Weaver, J.
The-plaintiff, Byron A. Belcher, and Ida M. Root were married in the year 1875. They maintained family relations until the year 1899, when a separation took *508place; the wife removing from the State and obtaining a divorce. Soon after the separation, the plaintiff instituted this action; charging his domestic troubles to the wrongful acts of the defendant. By the first count of his petition, he alleges that defendant, by his attentions and flatteries, obtained great influence over plaintiff’s wife, and led her to withdraw her confidence, affection, and companionship from her husband. By a second count, he charges the defendant with having had criminal intercourse with his wife on sundry occasions, and demands damages for the alleged wrongs thus sustained by him. There were a trial to a jury, and verdict and judgment for the plaintiff.

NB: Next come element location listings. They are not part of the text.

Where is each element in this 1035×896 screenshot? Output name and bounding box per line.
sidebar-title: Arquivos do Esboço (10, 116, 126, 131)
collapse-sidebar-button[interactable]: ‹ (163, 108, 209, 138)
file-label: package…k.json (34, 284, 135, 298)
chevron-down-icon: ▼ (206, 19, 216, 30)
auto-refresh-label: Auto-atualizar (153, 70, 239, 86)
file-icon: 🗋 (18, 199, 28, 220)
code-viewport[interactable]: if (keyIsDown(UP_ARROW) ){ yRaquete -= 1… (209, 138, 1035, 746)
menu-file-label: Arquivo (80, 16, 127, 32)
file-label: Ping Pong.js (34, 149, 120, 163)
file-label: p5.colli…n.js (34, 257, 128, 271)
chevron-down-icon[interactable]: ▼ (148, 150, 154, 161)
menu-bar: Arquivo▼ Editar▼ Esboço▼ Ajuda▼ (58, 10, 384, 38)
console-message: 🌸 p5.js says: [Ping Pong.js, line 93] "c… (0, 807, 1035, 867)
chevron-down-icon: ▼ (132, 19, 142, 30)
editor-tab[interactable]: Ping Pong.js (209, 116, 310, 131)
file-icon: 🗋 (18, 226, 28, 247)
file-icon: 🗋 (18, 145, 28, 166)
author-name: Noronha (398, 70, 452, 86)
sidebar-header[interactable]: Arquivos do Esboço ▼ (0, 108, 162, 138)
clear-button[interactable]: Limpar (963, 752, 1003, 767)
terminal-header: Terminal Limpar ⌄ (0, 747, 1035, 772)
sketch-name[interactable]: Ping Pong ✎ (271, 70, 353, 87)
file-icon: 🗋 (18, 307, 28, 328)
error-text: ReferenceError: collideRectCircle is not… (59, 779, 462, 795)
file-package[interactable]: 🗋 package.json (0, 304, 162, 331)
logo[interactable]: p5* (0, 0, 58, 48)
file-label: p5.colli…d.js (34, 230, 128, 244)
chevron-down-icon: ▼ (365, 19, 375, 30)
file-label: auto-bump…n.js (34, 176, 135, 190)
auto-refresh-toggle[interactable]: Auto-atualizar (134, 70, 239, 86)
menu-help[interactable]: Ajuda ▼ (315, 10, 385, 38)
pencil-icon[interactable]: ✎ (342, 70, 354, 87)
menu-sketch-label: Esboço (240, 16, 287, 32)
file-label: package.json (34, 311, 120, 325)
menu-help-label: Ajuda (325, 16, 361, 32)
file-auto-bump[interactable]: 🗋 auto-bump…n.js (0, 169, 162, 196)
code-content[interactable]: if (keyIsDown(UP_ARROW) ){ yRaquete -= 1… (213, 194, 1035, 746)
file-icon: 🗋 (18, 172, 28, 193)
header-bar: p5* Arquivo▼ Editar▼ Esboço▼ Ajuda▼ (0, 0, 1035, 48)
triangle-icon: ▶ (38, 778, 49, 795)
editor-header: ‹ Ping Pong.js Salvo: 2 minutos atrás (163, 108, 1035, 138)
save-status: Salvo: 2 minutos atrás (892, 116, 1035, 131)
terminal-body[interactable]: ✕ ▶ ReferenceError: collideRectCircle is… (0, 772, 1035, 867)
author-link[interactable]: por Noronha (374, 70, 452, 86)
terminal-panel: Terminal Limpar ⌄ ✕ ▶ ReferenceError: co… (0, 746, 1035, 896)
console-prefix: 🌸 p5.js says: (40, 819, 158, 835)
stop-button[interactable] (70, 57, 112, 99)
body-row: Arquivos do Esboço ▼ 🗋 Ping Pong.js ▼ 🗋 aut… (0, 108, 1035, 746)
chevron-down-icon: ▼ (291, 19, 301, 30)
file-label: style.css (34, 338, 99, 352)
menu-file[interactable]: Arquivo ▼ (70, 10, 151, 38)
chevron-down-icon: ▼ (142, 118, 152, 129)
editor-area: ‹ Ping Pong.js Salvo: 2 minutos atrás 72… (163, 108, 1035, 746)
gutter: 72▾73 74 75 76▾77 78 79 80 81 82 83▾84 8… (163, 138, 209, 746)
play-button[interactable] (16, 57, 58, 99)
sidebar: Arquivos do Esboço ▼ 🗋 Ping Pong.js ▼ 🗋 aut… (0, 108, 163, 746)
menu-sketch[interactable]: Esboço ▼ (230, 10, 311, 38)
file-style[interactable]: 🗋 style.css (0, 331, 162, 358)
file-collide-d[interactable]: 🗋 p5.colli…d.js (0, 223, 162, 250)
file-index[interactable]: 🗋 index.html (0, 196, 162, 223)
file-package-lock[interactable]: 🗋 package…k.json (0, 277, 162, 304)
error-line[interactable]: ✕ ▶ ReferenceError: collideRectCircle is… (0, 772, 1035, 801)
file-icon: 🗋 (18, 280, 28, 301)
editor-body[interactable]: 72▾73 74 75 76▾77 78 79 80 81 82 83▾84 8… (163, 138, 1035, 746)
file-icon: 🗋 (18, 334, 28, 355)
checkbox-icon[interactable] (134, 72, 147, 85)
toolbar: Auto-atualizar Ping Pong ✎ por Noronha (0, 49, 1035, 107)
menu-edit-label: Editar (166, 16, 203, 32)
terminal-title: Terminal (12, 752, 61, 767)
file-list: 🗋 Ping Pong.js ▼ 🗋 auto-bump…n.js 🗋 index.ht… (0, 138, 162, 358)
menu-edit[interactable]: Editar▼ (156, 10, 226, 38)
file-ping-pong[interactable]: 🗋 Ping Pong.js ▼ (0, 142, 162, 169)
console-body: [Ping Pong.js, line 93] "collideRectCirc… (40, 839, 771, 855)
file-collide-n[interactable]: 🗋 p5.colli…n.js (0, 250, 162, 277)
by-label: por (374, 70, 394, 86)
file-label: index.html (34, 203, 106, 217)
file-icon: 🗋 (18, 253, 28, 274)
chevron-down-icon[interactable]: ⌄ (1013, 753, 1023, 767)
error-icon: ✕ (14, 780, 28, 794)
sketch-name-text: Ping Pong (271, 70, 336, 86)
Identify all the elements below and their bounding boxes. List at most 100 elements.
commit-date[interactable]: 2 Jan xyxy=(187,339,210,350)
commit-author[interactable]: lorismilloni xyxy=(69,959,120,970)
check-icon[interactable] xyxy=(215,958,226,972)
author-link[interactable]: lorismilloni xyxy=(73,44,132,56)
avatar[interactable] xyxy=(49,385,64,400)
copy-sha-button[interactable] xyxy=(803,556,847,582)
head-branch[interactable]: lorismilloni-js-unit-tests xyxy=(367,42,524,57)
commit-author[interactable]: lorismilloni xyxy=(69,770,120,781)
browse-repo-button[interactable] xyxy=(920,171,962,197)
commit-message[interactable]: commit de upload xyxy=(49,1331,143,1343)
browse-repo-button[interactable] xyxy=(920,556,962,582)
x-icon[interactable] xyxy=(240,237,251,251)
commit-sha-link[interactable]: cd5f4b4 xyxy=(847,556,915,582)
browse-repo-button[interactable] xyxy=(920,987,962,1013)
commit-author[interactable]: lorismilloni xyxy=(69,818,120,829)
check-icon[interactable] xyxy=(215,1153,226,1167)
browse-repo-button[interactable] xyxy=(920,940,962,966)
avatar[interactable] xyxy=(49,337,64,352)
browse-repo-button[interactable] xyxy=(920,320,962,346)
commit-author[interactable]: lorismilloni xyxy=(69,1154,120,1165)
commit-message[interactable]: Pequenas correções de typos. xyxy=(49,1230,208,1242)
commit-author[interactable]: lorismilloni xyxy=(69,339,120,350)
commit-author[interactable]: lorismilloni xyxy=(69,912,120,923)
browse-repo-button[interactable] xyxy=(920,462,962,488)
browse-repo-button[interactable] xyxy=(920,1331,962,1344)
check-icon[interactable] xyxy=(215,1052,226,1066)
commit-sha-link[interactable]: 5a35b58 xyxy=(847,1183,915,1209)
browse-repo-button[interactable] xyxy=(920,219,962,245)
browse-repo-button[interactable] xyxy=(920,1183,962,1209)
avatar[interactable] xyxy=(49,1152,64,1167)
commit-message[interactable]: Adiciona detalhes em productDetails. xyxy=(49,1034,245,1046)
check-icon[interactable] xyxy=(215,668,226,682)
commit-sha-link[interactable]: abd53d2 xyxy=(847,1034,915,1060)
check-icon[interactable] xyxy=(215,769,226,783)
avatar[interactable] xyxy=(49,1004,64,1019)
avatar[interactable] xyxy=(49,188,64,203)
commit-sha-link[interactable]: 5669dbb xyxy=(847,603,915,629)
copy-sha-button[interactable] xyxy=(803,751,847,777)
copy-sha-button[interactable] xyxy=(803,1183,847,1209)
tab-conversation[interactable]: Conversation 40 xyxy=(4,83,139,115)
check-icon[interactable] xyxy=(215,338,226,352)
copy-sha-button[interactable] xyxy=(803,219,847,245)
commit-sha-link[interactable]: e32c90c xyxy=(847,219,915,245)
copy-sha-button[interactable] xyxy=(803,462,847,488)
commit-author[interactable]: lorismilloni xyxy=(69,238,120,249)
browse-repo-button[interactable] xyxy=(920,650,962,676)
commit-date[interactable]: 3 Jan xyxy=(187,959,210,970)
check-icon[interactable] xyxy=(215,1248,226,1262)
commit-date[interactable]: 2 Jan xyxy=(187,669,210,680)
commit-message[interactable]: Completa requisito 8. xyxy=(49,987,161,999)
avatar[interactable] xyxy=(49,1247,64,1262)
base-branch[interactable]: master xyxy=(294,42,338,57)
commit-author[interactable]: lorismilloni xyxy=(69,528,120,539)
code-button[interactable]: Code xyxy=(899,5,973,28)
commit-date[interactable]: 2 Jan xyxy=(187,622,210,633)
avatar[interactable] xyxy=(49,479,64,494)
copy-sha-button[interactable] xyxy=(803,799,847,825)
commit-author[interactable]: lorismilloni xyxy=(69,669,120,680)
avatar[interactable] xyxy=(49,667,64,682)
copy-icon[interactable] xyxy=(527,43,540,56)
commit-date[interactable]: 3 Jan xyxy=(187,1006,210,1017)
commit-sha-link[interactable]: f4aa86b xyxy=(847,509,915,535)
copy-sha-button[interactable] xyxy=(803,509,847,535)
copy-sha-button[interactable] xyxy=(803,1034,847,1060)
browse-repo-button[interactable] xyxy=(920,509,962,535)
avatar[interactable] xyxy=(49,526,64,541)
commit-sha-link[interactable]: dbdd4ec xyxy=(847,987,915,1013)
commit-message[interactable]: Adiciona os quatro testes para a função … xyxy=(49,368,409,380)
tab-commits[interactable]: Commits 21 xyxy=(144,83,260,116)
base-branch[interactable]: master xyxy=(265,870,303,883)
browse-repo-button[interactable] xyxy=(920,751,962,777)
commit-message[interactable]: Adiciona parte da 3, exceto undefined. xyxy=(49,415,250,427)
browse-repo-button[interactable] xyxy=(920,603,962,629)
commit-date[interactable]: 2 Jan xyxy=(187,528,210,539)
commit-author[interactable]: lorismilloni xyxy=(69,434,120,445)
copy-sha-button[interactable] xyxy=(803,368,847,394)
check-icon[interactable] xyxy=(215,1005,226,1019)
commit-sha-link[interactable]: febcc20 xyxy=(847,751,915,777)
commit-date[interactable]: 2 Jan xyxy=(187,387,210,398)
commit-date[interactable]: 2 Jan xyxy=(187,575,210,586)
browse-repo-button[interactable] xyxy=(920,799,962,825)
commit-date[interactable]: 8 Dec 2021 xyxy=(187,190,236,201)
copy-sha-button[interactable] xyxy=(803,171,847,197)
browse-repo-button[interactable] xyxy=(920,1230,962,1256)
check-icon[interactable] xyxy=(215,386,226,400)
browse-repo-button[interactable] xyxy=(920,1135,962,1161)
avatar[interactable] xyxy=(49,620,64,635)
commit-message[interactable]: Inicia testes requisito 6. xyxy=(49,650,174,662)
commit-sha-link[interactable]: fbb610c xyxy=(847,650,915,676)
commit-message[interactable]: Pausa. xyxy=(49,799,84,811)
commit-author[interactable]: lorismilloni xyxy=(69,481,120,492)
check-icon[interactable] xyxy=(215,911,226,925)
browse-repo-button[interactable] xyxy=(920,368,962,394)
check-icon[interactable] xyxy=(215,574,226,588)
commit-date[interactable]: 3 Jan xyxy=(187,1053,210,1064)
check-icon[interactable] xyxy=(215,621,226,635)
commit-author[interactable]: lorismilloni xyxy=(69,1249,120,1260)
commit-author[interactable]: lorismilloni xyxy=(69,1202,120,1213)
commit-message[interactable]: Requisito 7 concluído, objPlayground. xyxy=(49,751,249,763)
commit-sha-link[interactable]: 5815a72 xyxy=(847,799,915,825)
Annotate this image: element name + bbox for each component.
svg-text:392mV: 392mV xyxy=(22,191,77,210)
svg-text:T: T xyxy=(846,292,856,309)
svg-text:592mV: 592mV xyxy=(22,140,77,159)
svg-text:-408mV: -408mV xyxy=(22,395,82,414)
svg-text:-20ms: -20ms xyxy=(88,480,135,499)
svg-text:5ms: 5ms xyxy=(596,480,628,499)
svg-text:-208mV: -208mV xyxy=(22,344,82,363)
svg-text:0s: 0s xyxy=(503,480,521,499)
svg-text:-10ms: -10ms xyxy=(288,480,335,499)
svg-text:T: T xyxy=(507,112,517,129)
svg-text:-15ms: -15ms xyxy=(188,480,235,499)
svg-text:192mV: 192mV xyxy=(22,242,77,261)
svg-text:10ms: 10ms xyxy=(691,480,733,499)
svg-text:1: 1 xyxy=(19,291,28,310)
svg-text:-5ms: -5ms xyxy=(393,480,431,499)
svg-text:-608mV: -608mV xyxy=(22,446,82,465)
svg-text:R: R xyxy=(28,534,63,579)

i. dikectiow °*‘ VERDICT-I. A reversal of this judgment is asked in this court on account of several alleged errors of the trial court in ruling on the admission of evidence, and upon instructions given and refused, and because of the insufficiency of the evidence to support the verdict. As a new trial must be ordered, we shall not enter upon a discussion of the testimony further than is necessary to make clear the basis of our decision. We are inclined to the view that the testimony was sufficient to cany the case to the jury on the first count of the petition, but we are united in the opinion that the request of the defendant for an instructed verdict in his favor upon the second count, charging criminal intercourse, should have been granted. The woman who has admittedly been a faithful wife and mother for a quarter of a century, and then deserts her husband for the arms of an adulterer, is so rare an exception to her kind that the brand of infamy should not be placed upon her, even indirectly, unless the charge be supported by something more substantial than the highly wrought suspicions of a mind inflamed by jealousy. We have read the entire record with care, and are wholly unable to find evidence of any fact or circumstance upon which a verdict for plaintiff on this count can be sustained. It is possible, of course, that the jury gave no weight or credit to this charge, and that the verdict was based *509entirely upon tlie first count of the petition, but this is a question we cannot investigate. It was the defendant’s right to have the unsupported charge eliminated from the case before its submission to the jury. The error in refusing to direct a verdict on this count was clearly prejudicial.
2. Argument: misconduct. II. In the course of his argument to the jury, counsel for appellee told the jury that Ballou, the defendant,' was not in the courtroom, because he “ did not dare to stay,” and that he (counsel) had instructed his client to be present during all the time the trial was in progress. Upon objection being’ made and sustained to this statement, counsel responded: “ I say it is in evidence that Mr. Ballou is not here; it is not in evidence that Mr. Belcher is in this courtroom and looks at the jury and the lawyers; but I do say it is the duty of this jury to take into consideration the demeanor of these witnesses while testifying, and to consider whether or not they face the music, in determining what the rights of these parties are here.” Later, in speaking of a witness who had testified upon part of the defendant, counsel said to the jury: “ It is common talk in the vicinity in which Mr. Clay lives that he reduced Mrs. Clay’s sister.” And again: “Mr. Jamison said that Mr. Ballou was rich, and Mr. Belcher is poor. Their man is rich, and our man is poor, and that is the reason why we cannot get the testimony.” The first of these statements, while improper, might well be held insufficient in itself to justify a reversal. But the persistence of counsel in reaffirming the objectionable language after being told by the court to desist, and thus overriding the adverse ruling,.cannot be upheld. The further statements to the jury concerning a scandal in no manner connected with the case on trial, and the declaration that plaintiff’s poverty and defendant’s wealth had prevented the production of testimony, are too manifestly improper to require anything more than their simple statement. We are not disposed to unduly restrict the scope of argument to the jury, but it is the right of every *510party to litigation, and especially a litigation involving private character and domestic happiness, to have his case submitted to the triers of fact unhandicapped by irrelevant scandals or appeals to mere passion .and prejudice. That right, we think, was not properly respected in the present instance. The reputable character and standing of counsel acquit him of any intentional disregard of professional duty, and the lapse of which complaint is made is doubtless chargeable to the heat of debate and zeal in his client’s cause. But the dangerous influence of such arguments is not lessened by the absence of unworthy motive in the person presenting them.
III. Of the errors assigned upon rulings on the introduction of evidence, we have to say that in some instances no proper objection or exception seems to have been preserved, and in others the rulings appear to be correct. A motion has been filed in this court to affirm the judgment appealed from, because, as alleged, the appellant’s abstract “ is unjust, improper, and has manifestly been made for the purpose of deceiving and misleading the court'.” The abstract is not as full, clear, and specific as it might be, but we find in it no indication that it was- not prepared and filed in good faith; nor do we think it so defective as to deceive or mislead the court upon matters essential to the proper disposition of the appeal. The motion is therefore overruled.
For the reason stated in the foregoing opinion, the case will be remanded to the district court for a new trial. — ■ Reversed.